King Kazma from Summer Wars
Not everyone saw Summer Wars, a fantastic anime film from director Mamoru Hosoda (The Girl Who Leapt Through Time), but everyone should. The film takes place in the near future, where a social network combining elements of Facebook and iCloud has tapped into every aspect of society, and into which a computer programmer named Kenji has accidentally unleashed an artificially intelligent super-virus capable of ending the world as we know it. It sounds like a formulaic thriller, but Hosoda’s decision to set the film at a rural family reunion – where the political machinations are meaningless and only the human cost of the potential catastrophe matters – places the film in a profound social context. The extended family into which Kenji has been plopped is full of colorful characters with various interests, not unlike the internet itself, and when they team up to help save the world Summer Wars actually becomes a hopeful sci-fi parable about the power of the internet to bring humanity together, not a paranoid warning about its dangers. It’s a rare treat to see technology in science fiction portrayed as a powerful source for good, and Summer Wars illustrates it beautifully and entertainingly.
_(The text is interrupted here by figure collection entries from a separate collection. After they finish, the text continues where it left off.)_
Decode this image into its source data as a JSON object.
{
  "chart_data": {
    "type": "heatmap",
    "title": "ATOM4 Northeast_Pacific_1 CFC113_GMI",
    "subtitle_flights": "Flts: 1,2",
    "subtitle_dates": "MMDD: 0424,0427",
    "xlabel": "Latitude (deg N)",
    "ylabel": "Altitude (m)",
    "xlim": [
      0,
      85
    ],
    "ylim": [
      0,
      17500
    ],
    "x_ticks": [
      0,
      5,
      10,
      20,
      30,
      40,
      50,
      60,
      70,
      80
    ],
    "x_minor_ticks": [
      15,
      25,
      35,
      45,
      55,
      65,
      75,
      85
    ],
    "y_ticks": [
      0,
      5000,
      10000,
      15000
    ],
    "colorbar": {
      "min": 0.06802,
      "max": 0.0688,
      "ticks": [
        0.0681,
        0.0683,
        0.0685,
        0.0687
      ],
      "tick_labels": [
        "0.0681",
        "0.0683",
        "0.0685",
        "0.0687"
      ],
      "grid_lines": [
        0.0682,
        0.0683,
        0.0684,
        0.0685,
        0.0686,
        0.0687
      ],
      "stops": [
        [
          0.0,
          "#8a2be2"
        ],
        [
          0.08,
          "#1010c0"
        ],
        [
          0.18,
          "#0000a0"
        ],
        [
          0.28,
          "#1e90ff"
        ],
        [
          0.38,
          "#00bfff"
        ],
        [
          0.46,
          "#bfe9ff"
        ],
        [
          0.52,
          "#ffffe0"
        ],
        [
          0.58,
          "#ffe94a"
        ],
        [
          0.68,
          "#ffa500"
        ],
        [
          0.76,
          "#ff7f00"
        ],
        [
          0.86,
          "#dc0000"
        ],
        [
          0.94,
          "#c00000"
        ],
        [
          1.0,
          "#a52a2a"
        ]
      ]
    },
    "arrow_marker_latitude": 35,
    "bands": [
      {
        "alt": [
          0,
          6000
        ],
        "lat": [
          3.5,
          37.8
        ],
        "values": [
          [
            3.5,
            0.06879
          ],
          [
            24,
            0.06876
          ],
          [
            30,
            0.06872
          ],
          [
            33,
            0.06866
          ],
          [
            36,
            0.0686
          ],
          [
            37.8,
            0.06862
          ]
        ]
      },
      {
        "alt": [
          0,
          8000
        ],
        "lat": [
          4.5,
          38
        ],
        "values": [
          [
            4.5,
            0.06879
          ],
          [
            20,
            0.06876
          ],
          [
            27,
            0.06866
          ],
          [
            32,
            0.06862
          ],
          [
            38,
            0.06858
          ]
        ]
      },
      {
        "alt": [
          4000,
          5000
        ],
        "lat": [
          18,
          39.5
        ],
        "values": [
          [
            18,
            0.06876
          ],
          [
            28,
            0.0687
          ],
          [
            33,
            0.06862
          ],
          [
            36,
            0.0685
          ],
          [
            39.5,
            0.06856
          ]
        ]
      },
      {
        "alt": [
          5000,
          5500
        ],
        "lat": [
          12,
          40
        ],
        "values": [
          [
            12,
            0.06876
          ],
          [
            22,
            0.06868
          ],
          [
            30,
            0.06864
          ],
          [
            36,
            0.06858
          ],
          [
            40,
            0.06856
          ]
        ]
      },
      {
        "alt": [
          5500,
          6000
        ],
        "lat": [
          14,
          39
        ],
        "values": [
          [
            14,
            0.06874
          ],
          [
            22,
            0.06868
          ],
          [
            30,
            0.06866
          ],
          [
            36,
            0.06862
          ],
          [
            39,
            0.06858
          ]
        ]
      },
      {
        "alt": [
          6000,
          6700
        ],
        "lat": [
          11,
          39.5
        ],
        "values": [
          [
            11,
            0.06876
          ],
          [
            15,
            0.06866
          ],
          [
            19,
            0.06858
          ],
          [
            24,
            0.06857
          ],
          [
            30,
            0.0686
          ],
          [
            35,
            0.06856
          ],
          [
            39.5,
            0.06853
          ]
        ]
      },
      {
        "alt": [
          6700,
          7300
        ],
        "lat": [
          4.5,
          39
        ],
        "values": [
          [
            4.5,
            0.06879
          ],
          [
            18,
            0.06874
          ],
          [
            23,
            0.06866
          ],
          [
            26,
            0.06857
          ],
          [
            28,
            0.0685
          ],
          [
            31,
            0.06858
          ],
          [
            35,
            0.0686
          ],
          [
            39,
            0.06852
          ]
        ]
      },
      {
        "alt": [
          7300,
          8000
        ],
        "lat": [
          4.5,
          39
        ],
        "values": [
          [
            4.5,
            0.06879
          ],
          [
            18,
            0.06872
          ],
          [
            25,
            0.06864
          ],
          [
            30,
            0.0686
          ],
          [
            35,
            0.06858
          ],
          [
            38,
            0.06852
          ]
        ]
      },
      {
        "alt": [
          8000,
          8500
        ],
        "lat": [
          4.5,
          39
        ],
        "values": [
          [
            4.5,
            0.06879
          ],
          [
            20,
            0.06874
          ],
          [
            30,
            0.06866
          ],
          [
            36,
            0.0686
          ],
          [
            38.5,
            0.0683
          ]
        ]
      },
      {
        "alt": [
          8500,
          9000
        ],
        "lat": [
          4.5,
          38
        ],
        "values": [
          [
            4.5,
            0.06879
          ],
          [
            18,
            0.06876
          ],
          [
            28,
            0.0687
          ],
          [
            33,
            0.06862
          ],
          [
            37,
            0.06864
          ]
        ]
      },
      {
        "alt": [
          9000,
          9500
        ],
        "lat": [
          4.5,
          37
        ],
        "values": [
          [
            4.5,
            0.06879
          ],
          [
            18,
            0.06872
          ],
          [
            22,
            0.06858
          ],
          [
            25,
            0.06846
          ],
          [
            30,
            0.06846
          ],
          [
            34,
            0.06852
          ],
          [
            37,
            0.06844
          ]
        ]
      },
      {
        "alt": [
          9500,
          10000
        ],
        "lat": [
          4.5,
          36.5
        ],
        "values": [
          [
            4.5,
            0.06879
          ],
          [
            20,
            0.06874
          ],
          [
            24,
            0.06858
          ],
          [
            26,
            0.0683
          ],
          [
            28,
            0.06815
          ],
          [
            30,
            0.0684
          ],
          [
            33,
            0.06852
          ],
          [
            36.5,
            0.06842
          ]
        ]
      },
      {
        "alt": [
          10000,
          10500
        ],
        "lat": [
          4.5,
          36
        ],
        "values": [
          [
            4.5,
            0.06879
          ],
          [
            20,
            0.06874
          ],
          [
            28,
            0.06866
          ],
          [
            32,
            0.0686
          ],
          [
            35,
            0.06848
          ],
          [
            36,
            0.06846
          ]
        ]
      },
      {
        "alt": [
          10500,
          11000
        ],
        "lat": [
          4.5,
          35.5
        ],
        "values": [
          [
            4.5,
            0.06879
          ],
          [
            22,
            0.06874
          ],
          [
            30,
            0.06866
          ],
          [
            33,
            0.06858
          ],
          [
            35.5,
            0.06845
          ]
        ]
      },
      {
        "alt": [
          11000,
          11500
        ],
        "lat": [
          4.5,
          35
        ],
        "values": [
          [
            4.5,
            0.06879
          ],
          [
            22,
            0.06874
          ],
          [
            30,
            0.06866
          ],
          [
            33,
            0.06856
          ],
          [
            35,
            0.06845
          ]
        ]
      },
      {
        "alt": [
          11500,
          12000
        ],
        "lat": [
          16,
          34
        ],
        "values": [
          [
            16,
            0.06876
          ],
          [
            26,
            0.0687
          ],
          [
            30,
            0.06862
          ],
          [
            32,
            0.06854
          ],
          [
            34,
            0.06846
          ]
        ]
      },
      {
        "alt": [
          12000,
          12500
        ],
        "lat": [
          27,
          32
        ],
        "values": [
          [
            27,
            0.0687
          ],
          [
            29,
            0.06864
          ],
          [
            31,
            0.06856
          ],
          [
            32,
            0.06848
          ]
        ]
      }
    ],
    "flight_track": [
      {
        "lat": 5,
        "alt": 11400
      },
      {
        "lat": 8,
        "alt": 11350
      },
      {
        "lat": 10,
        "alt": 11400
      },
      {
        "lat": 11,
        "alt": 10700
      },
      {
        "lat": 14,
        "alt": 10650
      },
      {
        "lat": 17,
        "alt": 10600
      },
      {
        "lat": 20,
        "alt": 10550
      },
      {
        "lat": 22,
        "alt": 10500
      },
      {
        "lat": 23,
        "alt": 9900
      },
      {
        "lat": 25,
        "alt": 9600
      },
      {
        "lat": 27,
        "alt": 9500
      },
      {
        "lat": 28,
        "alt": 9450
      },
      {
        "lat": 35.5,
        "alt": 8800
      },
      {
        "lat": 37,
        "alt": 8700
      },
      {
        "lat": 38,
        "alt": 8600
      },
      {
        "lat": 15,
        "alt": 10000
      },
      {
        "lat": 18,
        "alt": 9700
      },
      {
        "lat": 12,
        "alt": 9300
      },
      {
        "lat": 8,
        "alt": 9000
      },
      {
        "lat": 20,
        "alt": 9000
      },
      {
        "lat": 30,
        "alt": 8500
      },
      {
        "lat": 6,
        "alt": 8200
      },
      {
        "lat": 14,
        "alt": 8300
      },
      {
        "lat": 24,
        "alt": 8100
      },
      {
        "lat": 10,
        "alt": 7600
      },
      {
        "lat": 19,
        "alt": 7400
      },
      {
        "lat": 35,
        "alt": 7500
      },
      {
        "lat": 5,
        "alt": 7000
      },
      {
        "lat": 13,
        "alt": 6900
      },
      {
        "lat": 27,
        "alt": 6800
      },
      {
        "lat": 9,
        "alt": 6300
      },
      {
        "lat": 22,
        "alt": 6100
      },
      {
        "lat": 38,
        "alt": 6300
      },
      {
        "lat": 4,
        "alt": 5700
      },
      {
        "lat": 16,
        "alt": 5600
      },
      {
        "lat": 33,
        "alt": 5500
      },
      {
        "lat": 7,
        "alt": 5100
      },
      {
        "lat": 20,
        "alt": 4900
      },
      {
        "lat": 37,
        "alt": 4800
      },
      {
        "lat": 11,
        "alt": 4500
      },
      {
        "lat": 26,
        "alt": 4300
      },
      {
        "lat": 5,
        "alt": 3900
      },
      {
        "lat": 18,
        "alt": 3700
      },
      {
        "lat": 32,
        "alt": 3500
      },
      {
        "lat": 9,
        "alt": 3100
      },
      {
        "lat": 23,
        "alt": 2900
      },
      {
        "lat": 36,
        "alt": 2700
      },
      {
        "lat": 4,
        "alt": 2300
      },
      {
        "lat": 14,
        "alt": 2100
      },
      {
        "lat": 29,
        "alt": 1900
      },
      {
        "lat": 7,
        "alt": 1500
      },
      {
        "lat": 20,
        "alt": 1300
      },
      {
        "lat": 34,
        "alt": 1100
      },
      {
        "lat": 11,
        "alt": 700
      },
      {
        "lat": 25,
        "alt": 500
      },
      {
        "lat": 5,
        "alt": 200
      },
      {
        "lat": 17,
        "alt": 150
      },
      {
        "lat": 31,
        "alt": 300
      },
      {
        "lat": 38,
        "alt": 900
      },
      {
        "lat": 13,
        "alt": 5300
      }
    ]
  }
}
Oh yeah, and one of the characters has an internet avatar named “King Kazma,” an anthropomorphic rabbit who does battle with the virus in cyberspace. It’s a really cool rabbit. But regardless of the bunny, you should seek Summer Wars out. It’s one of the best films of the last few years.
Oh god, I really just wrote "regardless of the bunny," didn't i? Make me feel better by letting me know what your favorite movie bunny is.